Wednesday, February 07, 2018

Yet another dumb idea from the Moron-in-Chief

"The marching orders were:  I want a parade like the one in France" is what a military official said, on promise of anonymity to the Washington Post.  

Yet another example of the man who will undoubtedly go down in history as the worst president in the history of this nation; is doing something dumb.  He sees a military parade in France on Bastille Day and thinks "what a great idea, we should do that."

Reports are that the parade might be held on Veterans Day.  

Let's compare and contrast Bastille Day with Veterans Day.

Bastille Day celebrates several things, beginning with the anniversary of the storming of the Bastille.  That took place on July 14, 1789.  One year later, France held the Fête de la Fédération.  It was not a celebration of the storming of the Bastille, but of the unity of the people of France.  It was also held to symbolize peace itself.  That became the holiday we know today as Bastille Day.

Veterans Day in the U.S. began as Armistice Day.  It was first celebrated on November 11, 1919 when then President Woodrow Wilson issued this message:

ADDRESS TO FELLOW-COUNTRYMEN
The White House, November 11, 1919.

A year ago today our enemies laid down their arms in accordance with an armistice which rendered them impotent to renew hostilities, and gave to the world an assured opportunity to reconstruct its shattered order and to work out in peace a new and juster set of international relations. The soldiers and people of the European Allies had fought and endured for more than four years to uphold the barrier of civilization against the aggressions of armed force. We ourselves had been in the conflict something more than a year and a half.

With splendid forgetfulness of mere personal concerns, we remodeled our industries, concentrated our financial resources, increased our agricultural output, and assembled a great army, so that at the last our power was a decisive factor in the victory. We were able to bring the vast resources, material and moral, of a great and free people to the assistance of our associates in Europe who had suffered and sacrificed without limit in the cause for which we fought.

Out of this victory there arose new possibilities of political freedom and economic concert. The war showed us the strength of great nations acting together for high purposes, and the victory of arms foretells the enduring conquests which can be made in peace when nations act justly and in furtherance of the common interests of men.
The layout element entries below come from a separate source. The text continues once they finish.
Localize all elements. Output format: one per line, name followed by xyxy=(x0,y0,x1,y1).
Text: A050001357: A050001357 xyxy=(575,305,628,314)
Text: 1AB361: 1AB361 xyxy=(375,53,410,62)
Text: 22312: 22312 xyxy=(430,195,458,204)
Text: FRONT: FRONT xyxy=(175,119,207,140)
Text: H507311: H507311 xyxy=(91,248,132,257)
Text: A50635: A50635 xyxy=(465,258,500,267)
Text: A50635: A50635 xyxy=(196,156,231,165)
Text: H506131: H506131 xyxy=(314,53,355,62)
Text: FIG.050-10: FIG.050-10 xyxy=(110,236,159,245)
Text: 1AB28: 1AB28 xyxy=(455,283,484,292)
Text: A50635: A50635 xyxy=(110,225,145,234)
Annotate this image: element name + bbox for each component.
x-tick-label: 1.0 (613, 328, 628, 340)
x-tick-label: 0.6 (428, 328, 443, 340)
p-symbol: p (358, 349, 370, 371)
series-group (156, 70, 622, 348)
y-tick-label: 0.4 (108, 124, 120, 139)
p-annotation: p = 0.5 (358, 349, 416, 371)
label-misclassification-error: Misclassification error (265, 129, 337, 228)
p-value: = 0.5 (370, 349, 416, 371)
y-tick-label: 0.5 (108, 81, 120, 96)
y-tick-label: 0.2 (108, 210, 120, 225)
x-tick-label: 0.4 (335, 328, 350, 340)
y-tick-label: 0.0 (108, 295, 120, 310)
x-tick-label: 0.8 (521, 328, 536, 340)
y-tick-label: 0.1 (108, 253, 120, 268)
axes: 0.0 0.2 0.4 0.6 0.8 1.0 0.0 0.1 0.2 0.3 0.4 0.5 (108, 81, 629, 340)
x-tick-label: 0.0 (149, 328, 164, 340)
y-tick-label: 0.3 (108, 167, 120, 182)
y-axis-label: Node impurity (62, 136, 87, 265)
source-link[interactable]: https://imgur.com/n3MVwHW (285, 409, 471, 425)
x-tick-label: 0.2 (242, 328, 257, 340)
To us in America the reflections of Armistice Day will be filled with solemn pride in the heroism of those who died in the country’s service, and with gratitude for the victory, both because of the thing from which it has freed us and because of the opportunity it has given America to show her sympathy with peace and justice in the councils of nations.

WOODROW WILSON

Today we celebrate Veterans Day to pay tribute to the men and women who have served in uniform.  We have another holiday, Memorial Day, to pay tribute to those who perished while serving our nation.  We have Armed Forces Day, the third Saturday in May each year.
A celebration to pay tribute to those of us who have served, should not be a display of our nation's military might.  We don't need to do that.  It is very easy to pay tribute to veterans without parading tanks down Pennsylvania Avenue.  
China has a large annual parade of its military.  So do Russia and North Korea.  See anything else those nations have in common?  A lack of freedoms.
A man who boasts about having a bigger nuclear "button" than another world leader who now wants a military parade should concern everyone.  
Aside from the bad message such a parade would send, it would also be a colossal waste of money.  In the year after this fool pushed a tax reform plan through the Congress that will add $1.5 trillion to our national debt over the next decade, a military parade makes no sense from a fiscal standpoint.  This from the man who promised to cut government waste.